A sei mesi il primo bagno al mare

Sfacchinata al mare andata. Dopo la corsa per prendere al volo il treno alle 6.52, il ritardo di 35 minuti e l’arrivo a Cervia, il mio umore all’entrata in spiaggia è del tipo: “Vabé, facciamo pure sta rottura de cojoni”. Mi cambio come Superman in una cabina per mettermi il costume pronto per la mia missione quotidiana: il primo bagno del gnappo al mare. Pannolino blu con Nemo impermeabile e fisico da piccolo Buddha, prendo in braccio il gnappo, che ancora non sa ancora cosa lo aspetta, e mi dirigo verso la battigia.

Per arrivare con l’acqua un po’ profonda bisogna camminare più o meno fino alla Croazia. Pian piano le ondine si avvicinano ai piedini bianchicci e cicciosi. G. guarda serio tutta quella massa d’acqua color verde scuro che non aveva mai visto prima. Poi, quando la profondità finalmente lo consente, appena il gnappo tocca l’acqua e sente che è più fredda di quella a cui è abituato nella vaschetta, scatta il pianto. Un pianto infastidito, che smette non appena lo tiro su.

Ci riprovo, stavolta lui si attacca a me come una cozza allo scoglio. Anche Anna prova a farlo ridere. Ma niente, lui è serissimo e guarda in basso. Poi, pian piano, bagnandolo prima sulle braccia e sulle gambe, ci immergiamo insieme. Si vede che il mare non lo entusiasma troppo (ha preso ad me si vede), ma sembra sopportare. A un certo punto anche puccia anche le mani, che prima teneva in alto, più o meno ad altezza spalle. Lo sguardo non è dei più felici, ma almeno non piange. Sopporta.
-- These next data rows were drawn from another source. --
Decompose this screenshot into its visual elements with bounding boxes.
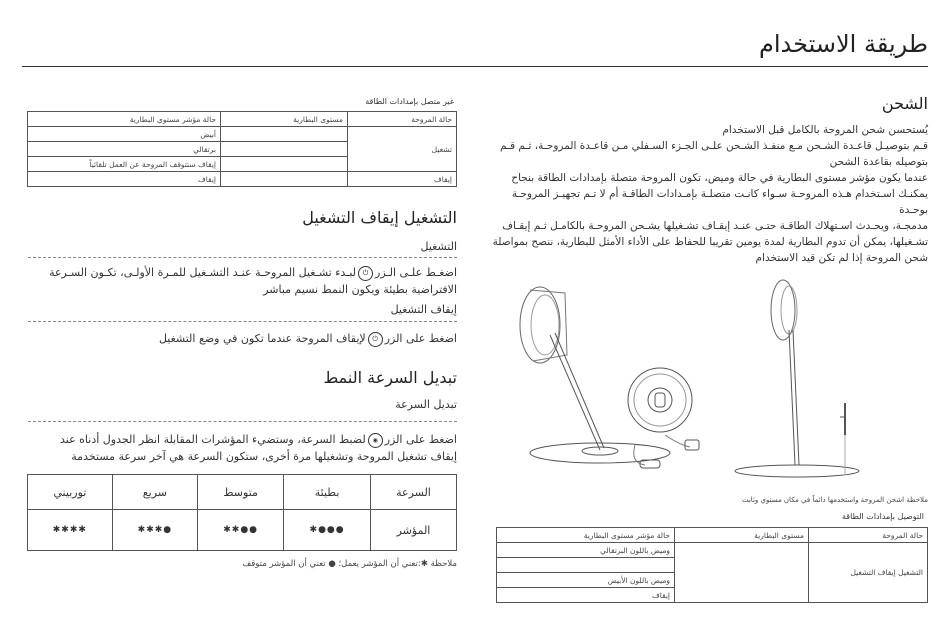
power-heading: التشغيل إيقاف التشغيل	[302, 208, 457, 227]
table-header: مستوى البطارية	[221, 112, 348, 127]
table-cell	[675, 543, 809, 603]
fan-left-drawing	[520, 287, 699, 468]
power-on-text-part: لبـدء تشـغيل المروحـة عنـد التشـغيل للمـرة الأولـى، تكـون السـرعة	[49, 266, 357, 279]
power-button-icon: ⏻	[358, 266, 373, 281]
dashed-divider	[28, 257, 457, 258]
table-cell: إيقاف	[497, 588, 675, 603]
table-cell: تشغيل	[348, 127, 457, 172]
power-off-label: إيقاف التشغيل	[390, 303, 457, 316]
charging-line: يُستحسن شحن المروحة بالكامل قبل الاستخدام	[722, 124, 928, 136]
table-cell: أبيض	[28, 127, 221, 142]
charging-line: يمكنـك اسـتخدام هـذه المروحـة سـواء كانـت متصلـة بإمـدادات الطاقـة أم لا تـم تجهيـز المروحـة بوحـدة	[511, 188, 928, 216]
charging-text	[488, 122, 928, 266]
disconnected-table-caption: غير متصل بإمدادات الطاقة	[365, 97, 454, 106]
charging-line: بتوصيله بقاعدة الشحن	[829, 156, 928, 168]
table-cell: المؤشر	[370, 510, 456, 551]
connected-table	[496, 527, 928, 603]
placement-note: ملاحظة اشحن المروحة واستخدمها دائماً في مكان مستوي وثابت	[741, 496, 928, 504]
table-row	[28, 510, 457, 551]
table-header: حالة مؤشر مستوى البطارية	[28, 112, 221, 127]
table-row	[28, 112, 457, 127]
indicator-cell: ●●✱✱	[198, 510, 284, 551]
table-row	[497, 528, 928, 543]
table-cell: وميض باللون الأبيض	[497, 573, 675, 588]
speed-table	[27, 474, 457, 551]
speed-text-part: لضبط السرعة، وستضيء المؤشرات المقابلة انظر الجدول أدناه عند	[60, 433, 366, 446]
power-on-label: التشغيل	[420, 240, 457, 253]
table-row	[497, 543, 928, 558]
table-cell: برتقالي	[28, 142, 221, 157]
table-header: متوسط	[198, 475, 284, 510]
connected-table-caption: التوصيل بإمدادات الطاقة	[841, 512, 924, 521]
dashed-divider	[28, 321, 457, 322]
dashed-divider	[28, 421, 457, 422]
charging-line: تشـغيلها، يمكن أن تدوم البطارية لمدة يومين تقريبا للحفاظ على الأداء الأمثل للبطارية، ننصح بمواصلة	[492, 236, 928, 248]
table-cell	[497, 558, 675, 573]
disconnected-table	[27, 111, 457, 187]
speed-button-icon: ◉	[368, 433, 383, 448]
power-off-text	[159, 331, 457, 347]
table-header: توربيني	[28, 475, 113, 510]
speed-heading: تبديل السرعة النمط	[323, 368, 457, 387]
charging-heading: الشحن	[881, 94, 928, 113]
table-header: السرعة	[370, 475, 456, 510]
table-cell: التشغيل إيقاف التشغيل	[809, 543, 928, 603]
power-off-text-part: لإيقاف المروحة عندما تكون في وضع التشغيل	[158, 332, 366, 345]
table-cell	[221, 172, 348, 187]
table-header: بطيئة	[284, 475, 371, 510]
table-cell: وميض باللون البرتقالي	[497, 543, 675, 558]
charging-line: عندما يكون مؤشر مستوى البطارية في حالة وميض، تكون المروحة متصلة بإمدادات الطاقة بنجاح	[511, 172, 928, 184]
table-row	[28, 127, 457, 142]
indicator-cell: ●✱✱✱	[112, 510, 197, 551]
speed-text-part: اضغط على الزر	[384, 433, 457, 446]
table-header: مستوى البطارية	[675, 528, 809, 543]
charging-line: شحن المروحة إذا لم تكن قيد الاستخدام	[755, 252, 928, 264]
table-row	[28, 475, 457, 510]
power-button-icon: ⏻	[368, 332, 383, 347]
title-divider	[22, 66, 928, 67]
table-header: حالة مؤشر مستوى البطارية	[497, 528, 675, 543]
power-on-text-part: اضغـط علـى الـزر	[375, 266, 457, 279]
table-cell: إيقاف	[28, 172, 221, 187]
indicator-cell: ✱✱✱✱	[28, 510, 113, 551]
power-off-text-part: اضغط على الزر	[384, 332, 457, 345]
charging-line: مدمجـة، ويحـدث اسـتهلاك الطاقـة حتـى عنـد إيقـاف تشـغيلها يشـحن المروحـة بالكامـل ثـم إيقـاف	[502, 220, 928, 232]
speed-text-line2: إيقاف تشغيل المروحة وتشغيلها مرة أخرى، ستكون السرعة هي آخر سرعة مستخدمة	[71, 450, 457, 463]
table-cell	[221, 142, 348, 157]
table-cell	[221, 157, 348, 172]
power-on-text	[27, 264, 457, 298]
indicator-cell: ●●●✱	[284, 510, 371, 551]
table-cell: إيقاف	[348, 172, 457, 187]
table-cell: إيقاف ستتوقف المروحة عن العمل تلقائياً	[28, 157, 221, 172]
table-header: سريع	[112, 475, 197, 510]
fan-illustration	[505, 275, 925, 495]
fan-right-drawing	[735, 280, 859, 477]
table-cell	[221, 127, 348, 142]
page-title: طريقة الاستخدام	[759, 30, 928, 58]
table-header: حالة المروحة	[348, 112, 457, 127]
power-on-text-line2: الافتراضية بطيئة ويكون النمط نسيم مباشر	[263, 283, 457, 296]
table-header: حالة المروحة	[809, 528, 928, 543]
speed-text	[27, 431, 457, 465]
table-row	[28, 172, 457, 187]
charging-line: قـم بتوصيـل قاعـدة الشـحن مـع منفـذ الشـحن علـى الجـزء السـفلي مـن قاعـدة المروحـة، ثـم قـم	[500, 140, 928, 152]
indicator-note: ملاحظة ✱:تعني أن المؤشر يعمل؛ ● تعني أن المؤشر متوقف	[242, 559, 457, 569]
speed-sub-label: تبديل السرعة	[395, 398, 457, 411]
Esperimento riuscito. Ho lasciato ad Anna il compito di ripeterlo ogni giorno fino alla fine della settimana, nonostante mia suocera trovi ogni scusa per tenerlo lontano dal mare (c’è freddo, c’è caldo, c’è vento, c’è troppo sole, il mare non è pulito…). Secondo me da qui a domenica ci fa l’abitudine.

Prima di pranzo torniamo in camera. Il gnappo, che da due giorni non mi vedeva, si fa delle grandi risatone di gusto. Mi dice Anna non le aveva mai fatte così forti nei due giorni in cui non c’ero. Si vede che gli piace quando ci siamo tutti e due a fargli le coccole e a saccagnarlo un po’.

passeggini parcheggiatiFuori dalla sala da pranzo dell’hotel c’è una fila lunghissima di passeggini parcheggiati. Mancava solo il gratta e sosta e il vigile con le multe a quelli in doppia fila. A tavola il gnappo guarda tutti e sorride a tutti. La vacanza gli fa bene. Essere sempre fuori e vedere gente e posti diversi lo fa stare al settimo cielo. E’ già diventato la mascotte dell’albergo.

Li lascio alla sera un po’ a malincuore, ma tanto domenica ritorneranno all’ovile. Riprendo il mio treno di ritorno e all’arrivo lo scooter che avevo parcheggiato fuori dalla stazione non parte. Merda. Torno a casa a piedi spingendolo per una mezz’ora. Stanco e fradicio di sudore. Ma soddisfatto. Esperimento riuscito. Sei mesi, il primo bagno al mare. Io (per fortuna) c’ero. Buon comple (mezzo) anno G.